En 1963, durante una conferencia científica que le resultaba aburrida, el matemático Stanisław Ulam comenzó a garabatear sobre un papel. Escribió los números enteros siguiendo una espiral y luego marcó los números primos. Para su sorpresa, descubrió que estos se agrupaban siguiendo patrones diagonales regulares. Al año siguiente, su descubrimiento fue portada de la revista Scientific American.
Los números primos
En matemáticas, se dice que un número natural es primo cuando tiene exactamente dos divisores naturales distintos: él mismo y 1. Estos números han intrigado a los matemáticos durante siglos, y aún no existe una fórmula que genere toda la serie de primos.
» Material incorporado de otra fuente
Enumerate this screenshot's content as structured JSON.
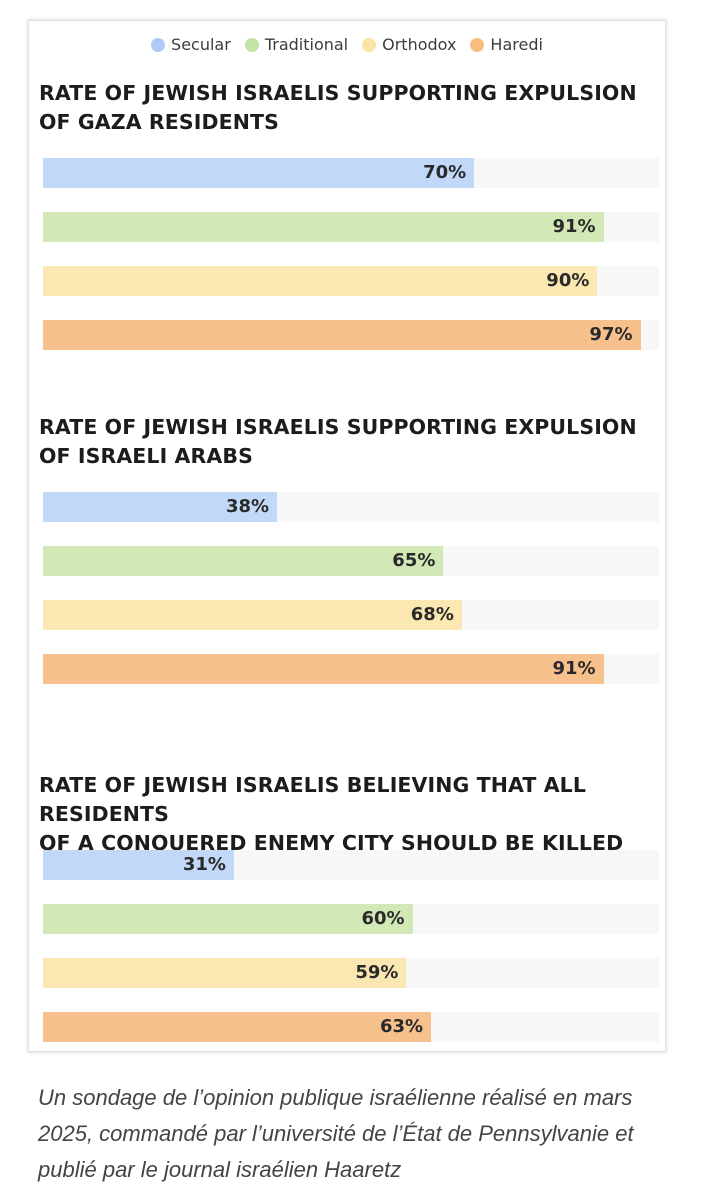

Se sabe que son infinitos y son una parte esencial de la teoría de números. Además, son protagonistas de problemas centenarios como la hipótesis de Riemann o la conjetura de Goldbach. La dificultad de factorizar números grandes -uno que tenga cientos o miles de dígitos- los ha convertido en la base de muchos sistemas de criptografía.
El primer número primo es el 2, seguido de 3, 5, 7, 11, 13, 17, etc. Sobre la recta de los números naturales, su distribución parece completamente aleatoria, aunque la restricción de ser divisibles solo por sí mismos y por 1 impide que sea estrictamente al azar. Muchos matemáticos, probablemente todos, se sienten muy atraídos por estos números.
Uno de ellos fue el polaco-estadounidense Stanisław Marcin Ulam, quien en 1963 realizó un descubrimiento notable. Asistía a una conferencia cuyo contenido le parecía absolutamente aburrido. Tenía papel y lápiz, así que comenzó a garabatear, como cualquiera haría mientras habla por teléfono o piensa en otra cosa. Pero a diferencia de los simples mortales, Ulam era un matemático de raza, así que en lugar de monigotes dibujó números. Sin un plan preconcebido, fue escribiendo los enteros a lo largo de una espiral, como se ve en la siguiente imagen:
Tras dibujar unas cuantas vueltas y viendo que la conferencia seguía sin captar su interés, comenzó a marcar los números primos. Señaló el 2, luego el 3, el 5, y así sucesivamente. Al cabo de unas docenas de números, se encontró con un patrón parecido a este:
Rápidamente notó que los números marcados sobre la espiral se agrupaban siguiendo patrones diagonales. Aunque seguía siendo difícil predecir dónde aparecería el próximo primo, el gráfico resultante mostraba algo muy distinto a una distribución aleatoria. Es fácil ver que los números se agrupan en líneas diagonales de diferentes longitudes. Como todos los primos, salvo el 2, son impares, y en la espiral de Ulam algunas diagonales contienen números impares y otras pares, los primos caen en diagonales alternas. Debido a su naturaleza irregular, estas diagonales contienen proporciones distintas de números primos.
Con el uso de ordenadores se han graficado espirales de Ulam de tamaños enormes. Invariablemente, sin importar el tamaño, las diagonales mencionadas siguen apareciendo. Esto ocurre incluso cuando el número central no es 1; de hecho, puede usarse cualquier número como inicio y el resultado siempre es similar. Las espirales generadas con números diferentes no son idénticas, pero siempre muestran esas diagonales.
El “trabajo” que hizo Ulam mientras se aburría en esa conferencia rápidamente se hizo famoso entre sus colegas. Tanto que la portada de la revista Scientific American de marzo de 1964 dedicó su artículo destacado a esta espiral. Sin embargo, el aporte de Ulam aún no ha servido para desarrollar una aplicación revolucionaria de los números primos ni para encontrar un método más rápido de factorización. Aun así, los especialistas no pierden la esperanza de que algún día esta espiral arroje luz sobre la naturaleza de estos intrigantes números.